= Thomas Luby =

Irish mathematician (1800–1870)

Thomas Luby (1800 – 12 June 1870) was an Irish mathematician.

==Early life and education==
Thomas Luby was born at Clonmel, County Tipperary, in 1800. He was descended from a Huguenot family which fled from France in 1685 and settled in Canterbury. His father, John Luby, married Eleanor Fogarty, of the old Irish family of Castle Fogarty. He entered Trinity College Dublin as a sizar in 1817, obtaining a scholarship in 1819. He graduated B.A. in 1821, and was awarded the degrees of M.A. in 1825 and D.D. in 1840.

==Academic career==
Elected to a junior fellowship in 1831, he was co-opted senior fellow in 1847. Among the various college offices filled by him were those of university preacher, censor, junior dean, bursar, senior dean, and senior lecturer, and mathematical examiner in the school of civil engineering. He served as Donegall Lecturer in Mathematics between 1832 and 1847, and as Regius Professor of Greek between 1852 and 1855.

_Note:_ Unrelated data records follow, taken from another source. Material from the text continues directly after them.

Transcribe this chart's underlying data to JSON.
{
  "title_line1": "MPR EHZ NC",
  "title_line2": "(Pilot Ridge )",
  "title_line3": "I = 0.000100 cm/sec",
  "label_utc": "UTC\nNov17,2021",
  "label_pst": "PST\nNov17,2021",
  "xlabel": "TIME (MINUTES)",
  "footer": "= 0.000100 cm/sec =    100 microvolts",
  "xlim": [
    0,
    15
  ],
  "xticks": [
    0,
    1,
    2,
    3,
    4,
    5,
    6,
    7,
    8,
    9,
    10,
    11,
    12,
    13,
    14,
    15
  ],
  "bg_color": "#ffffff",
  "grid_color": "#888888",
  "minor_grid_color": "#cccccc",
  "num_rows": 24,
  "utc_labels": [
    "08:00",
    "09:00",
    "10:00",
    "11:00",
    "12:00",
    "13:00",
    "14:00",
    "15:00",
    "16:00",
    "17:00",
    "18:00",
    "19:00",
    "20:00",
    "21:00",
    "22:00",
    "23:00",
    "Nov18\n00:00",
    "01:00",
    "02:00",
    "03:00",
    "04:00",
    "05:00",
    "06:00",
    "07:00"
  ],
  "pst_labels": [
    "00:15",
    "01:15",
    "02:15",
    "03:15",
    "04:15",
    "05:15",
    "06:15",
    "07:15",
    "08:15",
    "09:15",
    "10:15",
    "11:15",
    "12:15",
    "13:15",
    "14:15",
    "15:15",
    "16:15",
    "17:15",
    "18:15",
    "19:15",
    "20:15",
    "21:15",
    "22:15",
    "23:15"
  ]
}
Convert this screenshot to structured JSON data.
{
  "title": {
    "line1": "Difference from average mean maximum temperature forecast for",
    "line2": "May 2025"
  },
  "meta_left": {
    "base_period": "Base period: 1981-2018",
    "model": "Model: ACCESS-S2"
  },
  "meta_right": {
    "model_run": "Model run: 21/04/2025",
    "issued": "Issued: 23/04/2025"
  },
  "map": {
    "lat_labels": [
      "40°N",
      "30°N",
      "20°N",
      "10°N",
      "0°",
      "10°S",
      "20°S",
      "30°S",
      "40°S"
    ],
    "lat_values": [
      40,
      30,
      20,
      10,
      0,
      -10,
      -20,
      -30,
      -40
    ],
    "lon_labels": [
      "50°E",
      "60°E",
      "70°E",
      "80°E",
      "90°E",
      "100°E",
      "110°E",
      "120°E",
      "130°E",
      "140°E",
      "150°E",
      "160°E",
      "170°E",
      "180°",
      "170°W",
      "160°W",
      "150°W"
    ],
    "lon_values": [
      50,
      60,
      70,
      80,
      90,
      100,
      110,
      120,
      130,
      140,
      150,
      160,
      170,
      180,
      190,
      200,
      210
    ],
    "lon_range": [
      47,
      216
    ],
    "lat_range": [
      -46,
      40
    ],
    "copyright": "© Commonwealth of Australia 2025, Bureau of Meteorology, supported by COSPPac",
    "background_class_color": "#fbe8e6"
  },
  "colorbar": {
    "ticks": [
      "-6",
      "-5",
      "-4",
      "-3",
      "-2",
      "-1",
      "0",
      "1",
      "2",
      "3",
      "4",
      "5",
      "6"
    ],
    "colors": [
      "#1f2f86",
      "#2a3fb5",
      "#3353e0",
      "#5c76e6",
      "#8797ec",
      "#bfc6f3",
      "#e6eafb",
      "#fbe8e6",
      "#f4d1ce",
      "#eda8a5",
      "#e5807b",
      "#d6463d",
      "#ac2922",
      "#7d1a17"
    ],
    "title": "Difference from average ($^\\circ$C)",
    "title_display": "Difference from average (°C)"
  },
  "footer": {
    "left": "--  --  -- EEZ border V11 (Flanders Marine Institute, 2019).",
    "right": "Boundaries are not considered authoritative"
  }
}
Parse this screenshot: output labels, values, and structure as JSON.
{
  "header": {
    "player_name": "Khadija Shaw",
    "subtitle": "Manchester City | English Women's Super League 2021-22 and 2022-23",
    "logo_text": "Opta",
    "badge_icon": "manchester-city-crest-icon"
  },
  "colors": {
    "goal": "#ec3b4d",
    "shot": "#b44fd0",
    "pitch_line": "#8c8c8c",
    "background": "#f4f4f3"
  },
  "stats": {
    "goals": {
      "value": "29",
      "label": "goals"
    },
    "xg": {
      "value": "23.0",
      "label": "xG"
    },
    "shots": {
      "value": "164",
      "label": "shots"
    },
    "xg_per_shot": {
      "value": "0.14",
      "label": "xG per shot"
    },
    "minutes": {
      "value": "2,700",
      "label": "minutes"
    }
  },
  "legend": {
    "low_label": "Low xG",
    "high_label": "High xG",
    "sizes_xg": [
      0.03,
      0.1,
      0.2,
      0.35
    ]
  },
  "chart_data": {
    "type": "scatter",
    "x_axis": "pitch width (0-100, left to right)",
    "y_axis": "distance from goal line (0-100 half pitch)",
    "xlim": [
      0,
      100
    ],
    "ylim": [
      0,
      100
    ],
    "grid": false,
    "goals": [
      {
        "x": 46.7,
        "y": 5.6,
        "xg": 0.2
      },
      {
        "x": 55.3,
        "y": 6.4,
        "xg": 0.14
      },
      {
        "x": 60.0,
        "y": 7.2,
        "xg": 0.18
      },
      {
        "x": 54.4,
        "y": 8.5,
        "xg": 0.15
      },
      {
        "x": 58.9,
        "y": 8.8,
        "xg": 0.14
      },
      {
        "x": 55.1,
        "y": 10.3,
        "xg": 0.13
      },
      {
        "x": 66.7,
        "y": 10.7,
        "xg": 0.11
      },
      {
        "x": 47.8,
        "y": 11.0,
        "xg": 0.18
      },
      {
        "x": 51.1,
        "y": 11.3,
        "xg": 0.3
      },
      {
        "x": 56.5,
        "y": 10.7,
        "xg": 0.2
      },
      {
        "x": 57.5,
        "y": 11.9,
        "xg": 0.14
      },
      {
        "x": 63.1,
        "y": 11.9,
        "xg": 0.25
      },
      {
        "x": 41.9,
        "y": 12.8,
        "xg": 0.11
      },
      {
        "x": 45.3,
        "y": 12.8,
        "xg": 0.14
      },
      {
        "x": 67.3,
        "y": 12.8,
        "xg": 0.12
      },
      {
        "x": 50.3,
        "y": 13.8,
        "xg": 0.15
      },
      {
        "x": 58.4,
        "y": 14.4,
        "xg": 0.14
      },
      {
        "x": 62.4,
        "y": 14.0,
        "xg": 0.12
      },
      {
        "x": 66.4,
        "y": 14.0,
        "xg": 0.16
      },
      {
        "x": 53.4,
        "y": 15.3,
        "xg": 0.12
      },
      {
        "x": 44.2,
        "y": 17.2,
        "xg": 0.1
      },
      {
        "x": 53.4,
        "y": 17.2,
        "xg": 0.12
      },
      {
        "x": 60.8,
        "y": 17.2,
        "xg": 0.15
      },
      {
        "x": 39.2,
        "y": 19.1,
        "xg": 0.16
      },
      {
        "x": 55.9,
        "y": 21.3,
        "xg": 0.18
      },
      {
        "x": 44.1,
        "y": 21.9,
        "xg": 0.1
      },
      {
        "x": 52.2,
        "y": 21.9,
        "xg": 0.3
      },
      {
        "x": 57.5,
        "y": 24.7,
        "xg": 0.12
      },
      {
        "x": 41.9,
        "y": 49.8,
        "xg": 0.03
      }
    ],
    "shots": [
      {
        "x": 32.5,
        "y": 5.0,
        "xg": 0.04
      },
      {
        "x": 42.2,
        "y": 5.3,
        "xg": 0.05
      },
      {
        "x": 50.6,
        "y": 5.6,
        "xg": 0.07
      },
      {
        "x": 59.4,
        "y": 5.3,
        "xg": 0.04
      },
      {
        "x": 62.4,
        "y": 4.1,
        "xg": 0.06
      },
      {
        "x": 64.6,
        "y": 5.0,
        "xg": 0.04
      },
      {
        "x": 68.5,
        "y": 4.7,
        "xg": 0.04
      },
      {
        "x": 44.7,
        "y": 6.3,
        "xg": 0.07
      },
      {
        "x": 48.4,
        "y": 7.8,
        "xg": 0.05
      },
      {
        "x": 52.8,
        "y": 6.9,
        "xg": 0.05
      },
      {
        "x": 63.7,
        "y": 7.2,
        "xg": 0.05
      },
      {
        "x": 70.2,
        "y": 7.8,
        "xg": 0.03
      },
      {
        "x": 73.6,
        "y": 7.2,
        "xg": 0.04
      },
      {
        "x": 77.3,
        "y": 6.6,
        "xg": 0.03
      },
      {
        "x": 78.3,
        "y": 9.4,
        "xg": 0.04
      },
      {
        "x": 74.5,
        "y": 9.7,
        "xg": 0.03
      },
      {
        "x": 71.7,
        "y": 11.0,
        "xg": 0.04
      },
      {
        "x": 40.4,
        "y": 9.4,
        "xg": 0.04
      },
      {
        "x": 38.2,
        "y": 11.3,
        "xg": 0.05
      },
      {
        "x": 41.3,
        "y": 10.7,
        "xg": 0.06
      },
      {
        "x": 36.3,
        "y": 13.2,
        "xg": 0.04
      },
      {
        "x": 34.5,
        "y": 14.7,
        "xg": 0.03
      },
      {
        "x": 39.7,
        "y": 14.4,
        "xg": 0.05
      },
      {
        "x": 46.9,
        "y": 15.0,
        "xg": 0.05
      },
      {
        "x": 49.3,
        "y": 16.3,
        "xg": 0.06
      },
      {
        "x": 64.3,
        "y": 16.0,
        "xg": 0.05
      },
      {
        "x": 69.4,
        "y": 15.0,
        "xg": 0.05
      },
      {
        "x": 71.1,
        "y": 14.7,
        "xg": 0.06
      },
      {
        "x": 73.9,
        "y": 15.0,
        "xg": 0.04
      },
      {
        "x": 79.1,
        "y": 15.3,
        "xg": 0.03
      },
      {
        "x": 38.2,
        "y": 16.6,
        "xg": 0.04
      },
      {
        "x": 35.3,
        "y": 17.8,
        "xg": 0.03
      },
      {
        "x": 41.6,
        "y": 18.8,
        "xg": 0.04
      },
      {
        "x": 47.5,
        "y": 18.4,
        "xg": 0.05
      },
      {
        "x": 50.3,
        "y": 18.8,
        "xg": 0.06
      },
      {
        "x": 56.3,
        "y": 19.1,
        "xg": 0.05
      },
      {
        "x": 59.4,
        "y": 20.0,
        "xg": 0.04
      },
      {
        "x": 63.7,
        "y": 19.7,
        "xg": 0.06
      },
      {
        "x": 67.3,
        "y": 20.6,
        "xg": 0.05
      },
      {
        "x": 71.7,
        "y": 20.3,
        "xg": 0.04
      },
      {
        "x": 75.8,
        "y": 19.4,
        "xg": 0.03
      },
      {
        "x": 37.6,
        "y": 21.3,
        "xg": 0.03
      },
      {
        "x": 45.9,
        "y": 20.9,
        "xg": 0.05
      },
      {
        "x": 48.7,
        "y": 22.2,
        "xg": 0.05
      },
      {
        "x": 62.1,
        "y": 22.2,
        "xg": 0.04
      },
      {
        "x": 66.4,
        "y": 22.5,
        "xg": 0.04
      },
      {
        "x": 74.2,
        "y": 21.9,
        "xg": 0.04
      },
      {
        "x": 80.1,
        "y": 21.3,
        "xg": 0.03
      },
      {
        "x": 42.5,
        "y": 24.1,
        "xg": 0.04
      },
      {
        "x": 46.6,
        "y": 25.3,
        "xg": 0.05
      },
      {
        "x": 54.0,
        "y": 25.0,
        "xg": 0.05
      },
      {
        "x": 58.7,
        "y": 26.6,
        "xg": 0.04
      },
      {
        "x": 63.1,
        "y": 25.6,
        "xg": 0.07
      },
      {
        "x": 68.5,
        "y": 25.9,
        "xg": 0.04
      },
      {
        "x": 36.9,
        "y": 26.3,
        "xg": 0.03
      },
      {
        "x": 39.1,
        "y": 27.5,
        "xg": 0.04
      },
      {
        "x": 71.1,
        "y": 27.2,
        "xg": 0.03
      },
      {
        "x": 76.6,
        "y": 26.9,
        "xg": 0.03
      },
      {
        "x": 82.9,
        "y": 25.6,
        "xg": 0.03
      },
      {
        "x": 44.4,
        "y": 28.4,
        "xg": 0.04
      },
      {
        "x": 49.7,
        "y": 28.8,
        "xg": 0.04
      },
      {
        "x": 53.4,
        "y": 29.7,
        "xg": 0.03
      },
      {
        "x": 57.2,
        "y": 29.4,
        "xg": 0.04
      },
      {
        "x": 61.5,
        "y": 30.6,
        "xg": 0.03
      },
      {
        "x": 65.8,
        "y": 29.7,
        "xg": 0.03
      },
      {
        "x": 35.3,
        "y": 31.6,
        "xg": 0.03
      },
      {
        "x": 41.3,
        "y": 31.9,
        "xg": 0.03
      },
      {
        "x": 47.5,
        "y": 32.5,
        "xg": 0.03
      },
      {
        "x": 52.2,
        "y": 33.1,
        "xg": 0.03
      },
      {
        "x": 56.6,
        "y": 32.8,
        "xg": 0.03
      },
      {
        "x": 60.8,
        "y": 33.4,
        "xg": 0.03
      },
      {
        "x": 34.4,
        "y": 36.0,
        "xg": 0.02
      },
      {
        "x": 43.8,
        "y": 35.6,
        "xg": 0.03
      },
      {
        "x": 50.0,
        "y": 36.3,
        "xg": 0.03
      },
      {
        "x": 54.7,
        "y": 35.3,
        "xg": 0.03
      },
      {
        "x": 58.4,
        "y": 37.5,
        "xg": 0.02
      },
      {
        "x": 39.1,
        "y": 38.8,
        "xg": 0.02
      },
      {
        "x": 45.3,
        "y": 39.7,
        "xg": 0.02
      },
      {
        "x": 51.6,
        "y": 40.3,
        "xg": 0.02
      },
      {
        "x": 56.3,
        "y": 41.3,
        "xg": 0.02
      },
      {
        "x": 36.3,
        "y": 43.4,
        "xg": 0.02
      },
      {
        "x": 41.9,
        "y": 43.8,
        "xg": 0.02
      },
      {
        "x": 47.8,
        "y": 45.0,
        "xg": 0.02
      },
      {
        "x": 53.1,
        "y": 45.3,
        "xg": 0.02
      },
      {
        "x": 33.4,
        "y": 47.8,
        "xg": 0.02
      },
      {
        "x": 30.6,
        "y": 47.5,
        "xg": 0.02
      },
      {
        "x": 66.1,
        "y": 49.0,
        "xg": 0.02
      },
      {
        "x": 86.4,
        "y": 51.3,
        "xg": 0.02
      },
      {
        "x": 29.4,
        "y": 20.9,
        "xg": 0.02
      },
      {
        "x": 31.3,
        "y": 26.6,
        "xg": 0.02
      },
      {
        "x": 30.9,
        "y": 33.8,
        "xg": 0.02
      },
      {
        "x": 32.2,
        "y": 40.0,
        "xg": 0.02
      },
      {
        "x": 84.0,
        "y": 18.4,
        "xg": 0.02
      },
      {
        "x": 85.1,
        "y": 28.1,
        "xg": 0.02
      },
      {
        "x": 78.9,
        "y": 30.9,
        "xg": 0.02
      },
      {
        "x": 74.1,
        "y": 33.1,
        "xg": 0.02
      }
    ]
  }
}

His popularity as a college tutor was unexampled. He was a member of the Royal Irish Academy, to which he presented the autograph of Charles Wolfe's "Burial of Sir John Moore after Corunna", and he wrote for college use An Introductory Treatise on Physical Astronomy (London, 1828), and The Elements of Plane Trigonometry (1825; third edition 1852). He also edited John Brinkley's Astronomy (Dublin, 1836), and was associated with W. R. Hamilton in many of his publications.

==Personal life==
He married first Mary Anne Wetherall, niece of General Sir Frederick Wetherall, K.C.B., and secondly Jane Rathborne of Dunsina, and had six sons and four daughters. He was the uncle of the Irish nationalist revolutionary Thomas Clarke Luby.

He died in Dublin on 12 June 1870, and was buried at Aberystwyth.